The story gradually becomes more engaging and intriguing with its mystery, foreshadowing and revelations. Maybe what I felt was a slow pace was just Charles Dickens’ way of building suspense and intrigue.

A Tale of Two Cities begins in 1775 with unrest in both England and France. Mr. Lorry, a teller from Tellson’s Bank in England reunites a young orphan named Lucie Manette with her father, Dr. Manette in a suburb of Paris, France. Dr. Manette, now a shoemaker, is mentally disturbed by his past imprisonment in the Bastille Tower. He doesn’t remember who imprisoned him but he leaves with Lucie and Mr. Lorry back to England.

Years pass and it is 1780, when Charles Darnay, a young and charming Frenchman, is accused of being a spy in England. A lawyer named Stryver pleads Charles’ case but it is Sydney Carton, a troubled but clever English lawyer, who acquits Charles Darnay. Lucie and her father are also involved in testifying during this trial. Lucie gives her account of meeting Charles Darnay on a ship from France to England and regards Charles with sympathy. After Charles is released, he and Sydney go to a tavern, and talk about Lucie. This foreshadows Sydney and Charles’ love for Lucie later on in the novel.

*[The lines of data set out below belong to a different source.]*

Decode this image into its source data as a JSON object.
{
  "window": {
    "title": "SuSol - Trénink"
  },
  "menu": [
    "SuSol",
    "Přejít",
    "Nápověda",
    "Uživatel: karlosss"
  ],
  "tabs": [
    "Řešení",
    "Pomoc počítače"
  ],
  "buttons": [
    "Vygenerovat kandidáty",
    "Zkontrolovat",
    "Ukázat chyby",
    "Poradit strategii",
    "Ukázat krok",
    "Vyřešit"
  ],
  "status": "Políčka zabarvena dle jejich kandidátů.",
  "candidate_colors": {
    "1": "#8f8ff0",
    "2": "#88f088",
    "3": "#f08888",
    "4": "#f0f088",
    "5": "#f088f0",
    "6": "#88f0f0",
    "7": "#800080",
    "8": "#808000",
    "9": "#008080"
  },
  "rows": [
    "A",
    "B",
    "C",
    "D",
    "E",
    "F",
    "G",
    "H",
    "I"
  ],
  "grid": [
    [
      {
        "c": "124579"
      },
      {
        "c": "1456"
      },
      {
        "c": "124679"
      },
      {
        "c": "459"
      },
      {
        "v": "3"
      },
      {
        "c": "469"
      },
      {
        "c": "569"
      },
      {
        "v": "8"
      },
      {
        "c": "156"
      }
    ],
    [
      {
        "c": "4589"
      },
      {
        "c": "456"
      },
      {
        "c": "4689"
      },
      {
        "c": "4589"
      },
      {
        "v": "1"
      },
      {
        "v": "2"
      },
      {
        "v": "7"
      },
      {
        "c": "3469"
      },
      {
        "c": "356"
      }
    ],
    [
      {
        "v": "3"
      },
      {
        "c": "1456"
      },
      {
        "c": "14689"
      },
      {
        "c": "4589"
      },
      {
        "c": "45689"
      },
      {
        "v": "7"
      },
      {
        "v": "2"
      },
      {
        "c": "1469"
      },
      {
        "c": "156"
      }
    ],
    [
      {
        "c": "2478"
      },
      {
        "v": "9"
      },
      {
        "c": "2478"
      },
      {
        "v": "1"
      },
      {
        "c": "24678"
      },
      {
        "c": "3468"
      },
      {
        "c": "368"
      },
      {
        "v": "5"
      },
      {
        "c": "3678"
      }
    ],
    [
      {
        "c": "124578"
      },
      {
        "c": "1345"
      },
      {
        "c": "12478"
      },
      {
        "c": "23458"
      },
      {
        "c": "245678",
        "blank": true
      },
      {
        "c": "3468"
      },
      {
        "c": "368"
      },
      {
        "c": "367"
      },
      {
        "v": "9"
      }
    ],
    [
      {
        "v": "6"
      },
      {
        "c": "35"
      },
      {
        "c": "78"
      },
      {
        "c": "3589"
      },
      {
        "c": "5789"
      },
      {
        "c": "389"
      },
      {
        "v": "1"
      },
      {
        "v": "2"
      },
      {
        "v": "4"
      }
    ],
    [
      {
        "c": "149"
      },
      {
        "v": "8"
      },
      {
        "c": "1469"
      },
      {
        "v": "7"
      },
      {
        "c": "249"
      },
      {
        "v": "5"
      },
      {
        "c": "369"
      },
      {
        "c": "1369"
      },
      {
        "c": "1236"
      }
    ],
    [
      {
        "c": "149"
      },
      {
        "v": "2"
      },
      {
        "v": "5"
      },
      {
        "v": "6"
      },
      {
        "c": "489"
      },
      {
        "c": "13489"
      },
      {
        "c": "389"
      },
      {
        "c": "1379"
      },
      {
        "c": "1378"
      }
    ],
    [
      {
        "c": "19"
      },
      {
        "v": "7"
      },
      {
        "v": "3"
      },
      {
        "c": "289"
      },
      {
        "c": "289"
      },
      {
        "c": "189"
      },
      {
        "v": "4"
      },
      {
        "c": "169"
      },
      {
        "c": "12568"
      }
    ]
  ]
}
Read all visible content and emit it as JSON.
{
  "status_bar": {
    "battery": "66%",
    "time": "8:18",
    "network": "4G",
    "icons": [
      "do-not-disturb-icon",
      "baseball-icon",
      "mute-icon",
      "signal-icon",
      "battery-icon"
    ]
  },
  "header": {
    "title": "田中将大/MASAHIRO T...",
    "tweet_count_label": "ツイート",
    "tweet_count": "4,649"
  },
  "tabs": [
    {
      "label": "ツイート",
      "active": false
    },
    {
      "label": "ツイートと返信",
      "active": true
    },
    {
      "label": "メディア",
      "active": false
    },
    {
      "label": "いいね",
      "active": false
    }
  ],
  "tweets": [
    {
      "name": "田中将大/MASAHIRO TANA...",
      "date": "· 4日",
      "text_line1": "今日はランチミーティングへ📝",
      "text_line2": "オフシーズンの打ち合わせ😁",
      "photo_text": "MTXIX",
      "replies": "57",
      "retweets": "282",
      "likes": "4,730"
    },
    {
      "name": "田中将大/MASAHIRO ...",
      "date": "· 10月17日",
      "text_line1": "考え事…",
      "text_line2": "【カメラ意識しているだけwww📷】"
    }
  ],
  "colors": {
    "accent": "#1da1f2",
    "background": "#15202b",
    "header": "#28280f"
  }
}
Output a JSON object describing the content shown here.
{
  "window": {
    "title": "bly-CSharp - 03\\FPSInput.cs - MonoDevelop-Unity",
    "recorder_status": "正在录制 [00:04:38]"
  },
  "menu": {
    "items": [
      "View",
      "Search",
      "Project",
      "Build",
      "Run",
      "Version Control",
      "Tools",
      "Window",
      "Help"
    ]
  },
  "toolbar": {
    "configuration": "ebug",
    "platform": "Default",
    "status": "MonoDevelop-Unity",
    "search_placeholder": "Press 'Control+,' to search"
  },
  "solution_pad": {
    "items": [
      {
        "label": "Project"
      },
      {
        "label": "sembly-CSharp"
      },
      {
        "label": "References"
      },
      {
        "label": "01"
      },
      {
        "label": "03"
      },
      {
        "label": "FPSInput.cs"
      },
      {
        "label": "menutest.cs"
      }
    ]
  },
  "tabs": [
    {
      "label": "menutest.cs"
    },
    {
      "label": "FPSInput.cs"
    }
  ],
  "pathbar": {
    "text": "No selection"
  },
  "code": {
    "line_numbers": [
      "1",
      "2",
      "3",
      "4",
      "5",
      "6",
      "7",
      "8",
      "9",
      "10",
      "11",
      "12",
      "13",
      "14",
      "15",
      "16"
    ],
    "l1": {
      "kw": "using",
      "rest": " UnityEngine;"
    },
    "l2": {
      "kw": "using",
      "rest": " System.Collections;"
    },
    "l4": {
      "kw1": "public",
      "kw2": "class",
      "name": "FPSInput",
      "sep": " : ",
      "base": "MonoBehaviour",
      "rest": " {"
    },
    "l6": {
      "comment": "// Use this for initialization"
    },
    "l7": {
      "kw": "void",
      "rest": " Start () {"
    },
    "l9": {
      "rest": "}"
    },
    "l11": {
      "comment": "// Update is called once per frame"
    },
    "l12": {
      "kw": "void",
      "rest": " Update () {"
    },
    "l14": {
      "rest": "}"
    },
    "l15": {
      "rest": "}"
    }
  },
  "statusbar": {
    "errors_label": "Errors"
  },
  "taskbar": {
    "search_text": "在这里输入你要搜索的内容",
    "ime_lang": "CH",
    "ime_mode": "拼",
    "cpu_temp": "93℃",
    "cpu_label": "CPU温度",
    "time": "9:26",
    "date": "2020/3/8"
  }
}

Sydney and Charles frequently visit Lucie and her father in Soho. It is through Charles and Sydney’s friendship, and through their love for Lucie that their fates become intertwined. Mystery surrounds Dr. Manette because there is a past and story he has mentally suppressed, and there is mystery around Charles Darnay as well, because he has another identity tied to his past. The novel shows how past is closely tied to present and how people’s lives are interconnected.

All of this is set against the backdrop of the French Revolution and the Reign of Terror. Danger, intrigue and suspense ensue as Charles and Sydney find themselves in France, in the middle of unrest, violence and bloodshed. There are twists and turns, revelations and surprises as the novel progresses, and finishes with an unexpected ending.

I really enjoyed A Tale of Two Cities and Charles Dickens surprised me. I think of him as a highly skilled and versatile writer. He was a little bit quirky in his writing style, which gave him a uniqueness and a flair.

Reading A Tale of Two Cities reminded me that reading a novel doesn’t mean rushing through it at breakneck speed (which always happens when I’m excited about a book and it’s a fairly easy read). You can’t just flip through a Dickens book–it takes patience, reflection and time to read his work. He wrote in great detail and in lengthy sentences with many pauses throughout, almost as if he were thinking out loud.

I never read or studied Charles Dickens in school, but wish I had. This was an excellent read to start my read-a-thon and I’m looking forward to the next classic!

What classics have you read or would you recommend? Did you read A Tale of Two Cities? If so, what did you like/dislike about it?